Although the results of this year’s first quarter have been weaker than expected on the CEE investment market, this does not automatically mean than a slowdown has started. Andy Thompson MRICS, Head of Investment Czech Republic & Slovakia at Colliers International shared his market expectations with Property Forum.
Where do you think we are in the current property cycle?
All the evidence suggests that we are at the top of the cycle and commentators/market experts have all been saying that for well over a year but in practice, office and industrial yields in Prague have compressed even during the last 6 months. Property cycles do follow economic cycles and with employment levels at such highs, potential growth has to be slower. So I do think we are almost there now...even if there still seems to be a lot of very competitive money chasing certain product.
What is your projection for the CEE investment market in 2019?
The Q1 2017 investment volume was €2.8billion, the Q1 2018 volume was €2.9 billion and the Q1 2019 volume was €2.3 billion. So we are -21% down this year. Is this a signal? Well, from one perspective, I would argue that it is only one quarter and in a €13.8 billion (2018) annual volume marketplace, it does not make sense to try to infer trends from this single quarter’s performance. That said, the slowdown in the retail sector can be considered a driving factor and, in the context of similar issues in wider Europe, is contributing to the trend.
To give some perspective, in CEE terms, volumes in retail were €161 million in Q1 2019 vs €2.0 billion a year ago. Poland alone is down by 98% y-o-y in this sector. The extent of this slowdown is even more relevant given that Poland’s economy (as well as that of Hungary and Romania) is very strong. One of the issues in Poland (and Romania) is an almost total reliance on foreign capital flows - and as Western European volumes show, those flows have been weaker as investors have become sensitive to the challenges facing the retail industry and well-known retailers (Debenhams, Toys-R-Us, BHS, House of Fraser, etc. from the UK and Macy’s, Sears, J Crew, Barnes, as well as Abercrombie who are experiencing problems at the moment in the US).

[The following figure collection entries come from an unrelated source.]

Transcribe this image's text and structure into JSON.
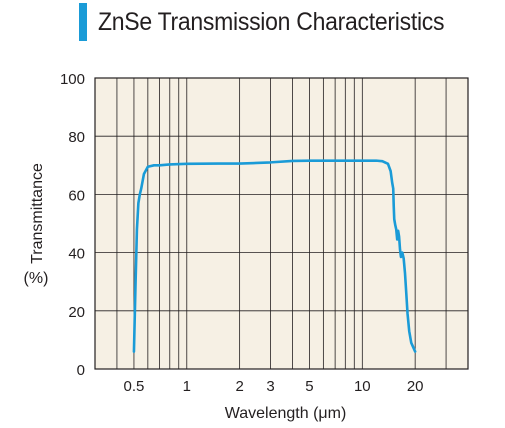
{
  "colors": {
    "accent": "#1a9bd7",
    "plot_background": "#f6f0e4",
    "curve": "#1a9bd7",
    "grid": "#231f20",
    "text": "#231f20"
  },
  "chart_data": {
    "type": "line",
    "title": "ZnSe Transmission Characteristics",
    "xlabel": "Wavelength (μm)",
    "ylabel": "Transmittance",
    "ylabel_unit": "(%)",
    "x_scale": "log",
    "xlim": [
      0.3,
      40
    ],
    "ylim": [
      0,
      100
    ],
    "x_ticks": [
      0.5,
      1,
      2,
      3,
      5,
      10,
      20
    ],
    "x_tick_labels": [
      "0.5",
      "1",
      "2",
      "3",
      "5",
      10,
      20
    ],
    "y_ticks": [
      0,
      20,
      40,
      60,
      80,
      100
    ],
    "y_tick_labels": [
      "0",
      "20",
      "40",
      "60",
      "80",
      "100"
    ],
    "x_gridlines": [
      0.4,
      0.5,
      0.6,
      0.7,
      0.8,
      0.9,
      1,
      2,
      3,
      4,
      5,
      6,
      7,
      8,
      9,
      10,
      20,
      30
    ],
    "grid": true,
    "series": [
      {
        "x": [
          0.5,
          0.51,
          0.52,
          0.53,
          0.54,
          0.55,
          0.57,
          0.6,
          0.65,
          0.7,
          0.8,
          1.0,
          1.5,
          2.0,
          2.5,
          3.0,
          4.0,
          5.0,
          7.0,
          10.0,
          12.0,
          13.0,
          14.0,
          14.5,
          14.8,
          15.0,
          15.1,
          15.2,
          15.4,
          15.6,
          15.8,
          16.0,
          16.2,
          16.4,
          16.6,
          16.9,
          17.2,
          17.5,
          17.8,
          18.1,
          18.5,
          19.0,
          20.0
        ],
        "y": [
          6,
          28,
          48,
          57,
          60,
          62,
          67,
          69.5,
          70,
          70,
          70.3,
          70.5,
          70.6,
          70.6,
          70.8,
          71,
          71.5,
          71.6,
          71.6,
          71.6,
          71.6,
          71.4,
          70.5,
          68,
          64,
          62,
          56,
          51.5,
          49.5,
          48,
          44.5,
          47.5,
          45.5,
          41,
          38.5,
          40,
          38,
          33,
          26,
          19,
          13,
          9,
          6
        ]
      }
    ]
  }
}
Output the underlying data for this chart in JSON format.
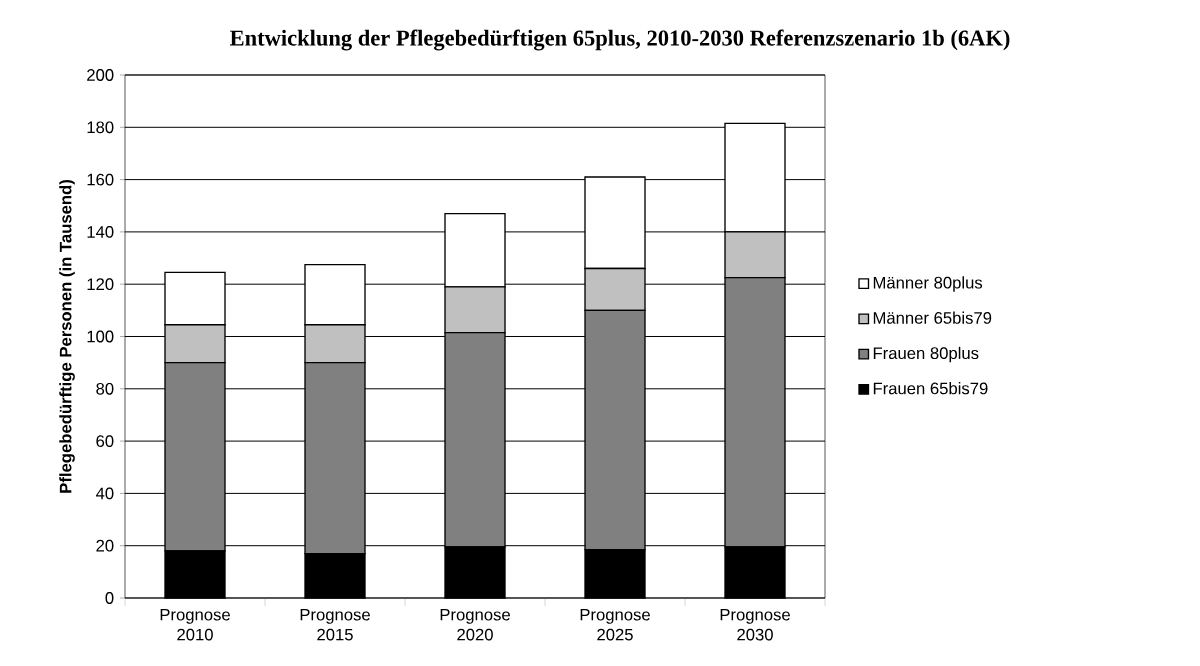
{
  "chart_data": {
    "type": "bar",
    "stacked": true,
    "title": "Entwicklung der Pflegebedürftigen 65plus, 2010-2030 Referenzszenario 1b (6AK)",
    "ylabel": "Pflegebedürftige Personen (in Tausend)",
    "categories": [
      "Prognose 2010",
      "Prognose 2015",
      "Prognose 2020",
      "Prognose 2025",
      "Prognose 2030"
    ],
    "series": [
      {
        "name": "Frauen  65bis79",
        "color": "#000000",
        "values": [
          18,
          17,
          19.5,
          18.5,
          19.5
        ]
      },
      {
        "name": "Frauen  80plus",
        "color": "#808080",
        "values": [
          72,
          73,
          82,
          91.5,
          103
        ]
      },
      {
        "name": "Männer 65bis79",
        "color": "#c0c0c0",
        "values": [
          14.5,
          14.5,
          17.5,
          16,
          17.5
        ]
      },
      {
        "name": "Männer 80plus",
        "color": "#ffffff",
        "values": [
          20,
          23,
          28,
          35,
          41.5
        ]
      }
    ],
    "ylim": [
      0,
      200
    ],
    "yticks": [
      0,
      20,
      40,
      60,
      80,
      100,
      120,
      140,
      160,
      180,
      200
    ],
    "grid": "y",
    "legend": "right"
  }
}
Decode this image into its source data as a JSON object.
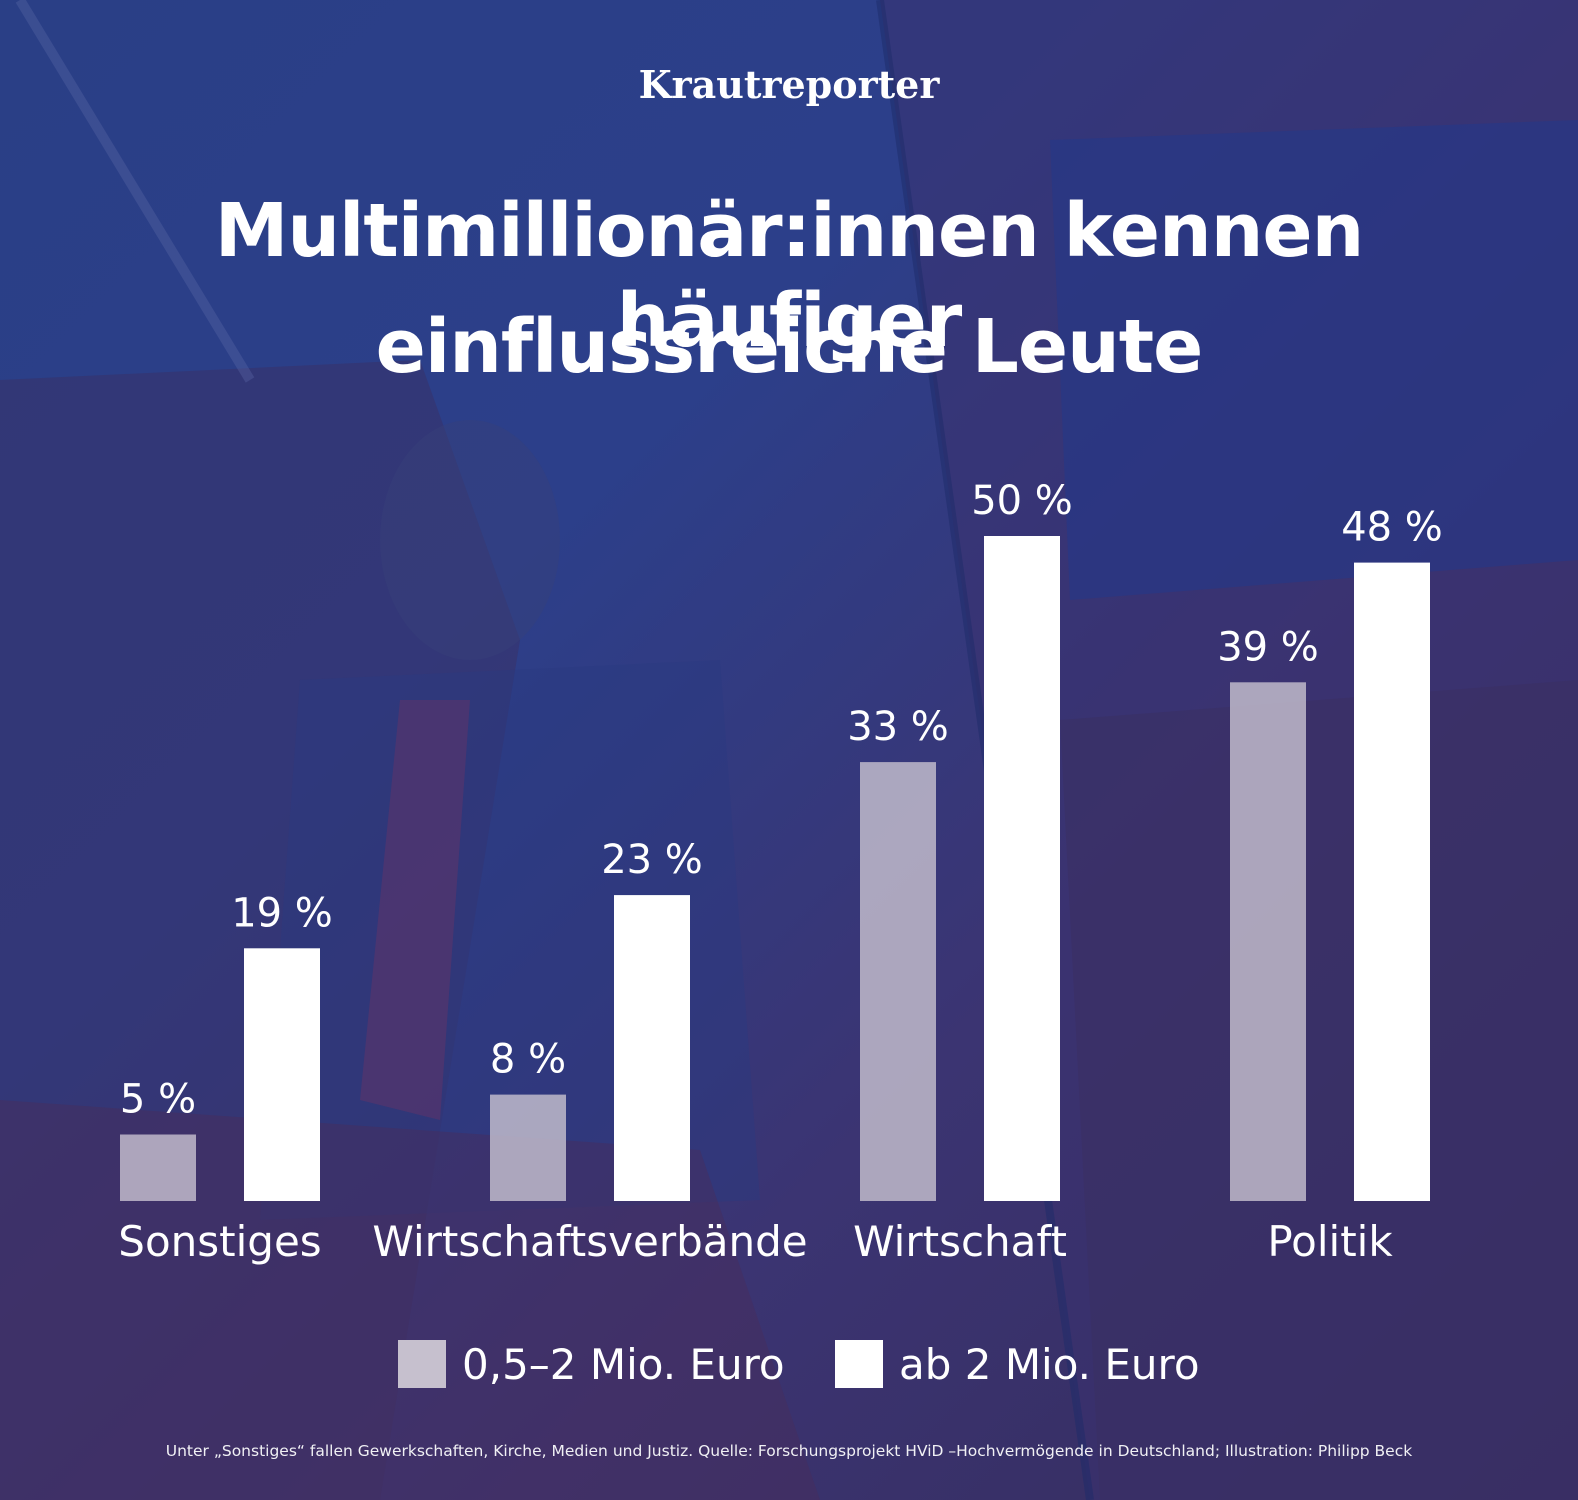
{
  "brand": "Krautreporter",
  "title_lines": [
    "Multimillionär:innen kennen häufiger",
    "einflussreiche Leute"
  ],
  "footnote": "Unter „Sonstiges“ fallen Gewerkschaften, Kirche, Medien und Justiz. Quelle: Forschungsprojekt HViD –Hochvermögende in Deutschland; Illustration: Philipp Beck",
  "colors": {
    "series_low": "#c6c0ce",
    "series_high": "#ffffff",
    "background": "#2c3f8a"
  },
  "chart_data": {
    "type": "bar",
    "categories": [
      "Sonstiges",
      "Wirtschaftsverbände",
      "Wirtschaft",
      "Politik"
    ],
    "series": [
      {
        "name": "0,5–2 Mio. Euro",
        "values": [
          5,
          8,
          33,
          39
        ],
        "labels": [
          "5 %",
          "8 %",
          "33 %",
          "39 %"
        ]
      },
      {
        "name": "ab 2 Mio. Euro",
        "values": [
          19,
          23,
          50,
          48
        ],
        "labels": [
          "19 %",
          "23 %",
          "50 %",
          "48 %"
        ]
      }
    ],
    "ylim": [
      0,
      50
    ],
    "grid": false,
    "legend_position": "bottom"
  }
}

As my colleague, Mark Robinson who is responsible for CEE research recently said, “Taken alone, the Q1 figures might be interpreted as the beginning of a slowing of activity, consistent with lower volumes in Europe. More quarters of data will be required to reaffirm or dismiss this thesis.”
In other sectors, there remains quite a lot of heat and I expect that on this basis, offices and industrial will remain attractive this year although stymied in many sub-markets by the lack of product. Hotels and student housing will also continue to develop as markets but coming from a low base and in the case of both, somewhat limited in total potential.
What will be the new sources of capital in the next 12 months? Will local investors further increase their exposure?
For sure Czech investors will remain active. Their growth and development within the Czech Republic, wider CEE and now wider Europe has been remarkable. It would be great to see more Polish, Slovak and Hungarian capital crossing borders but this has been limited to date.
The big story at the moment is about Asian money, particularly Chinese and Korean capital which has developed very quickly in CEE from almost a standing start approx. 2 years ago. In fact, these investors have dominated the markets in certain sub-sectors/locations. We also expect that European money, especially German and French domiciled, will continue to seek product in CEE where the yields remain more attractive than at home.
What type of assets are investors most interested in right now?
Industrial is the darling sector driven by e-commerce and other forces (both occupational and investment-related). Offices remain popular – more so core offices and opportunistic/value-add – but in both cases product in some places like Prague for example, is hard to come by.
Do you expect major shifts in the popularity of the main asset classes in the coming period?
Whilst retail, particularly shopping centres, is not currently as popular as it was even 12-18 months ago, I expect that it will come back – and I suspect probably quicker than most expect.
Do you see investors in CEE opening up towards alternative asset classes?
There is increasing interest for alternative assets such as student housing, PRS, data-centres and hotels, with hotels leading the pack. As mentioned above though, I don’t yet see these sectors moving the needle much in terms of total volumes.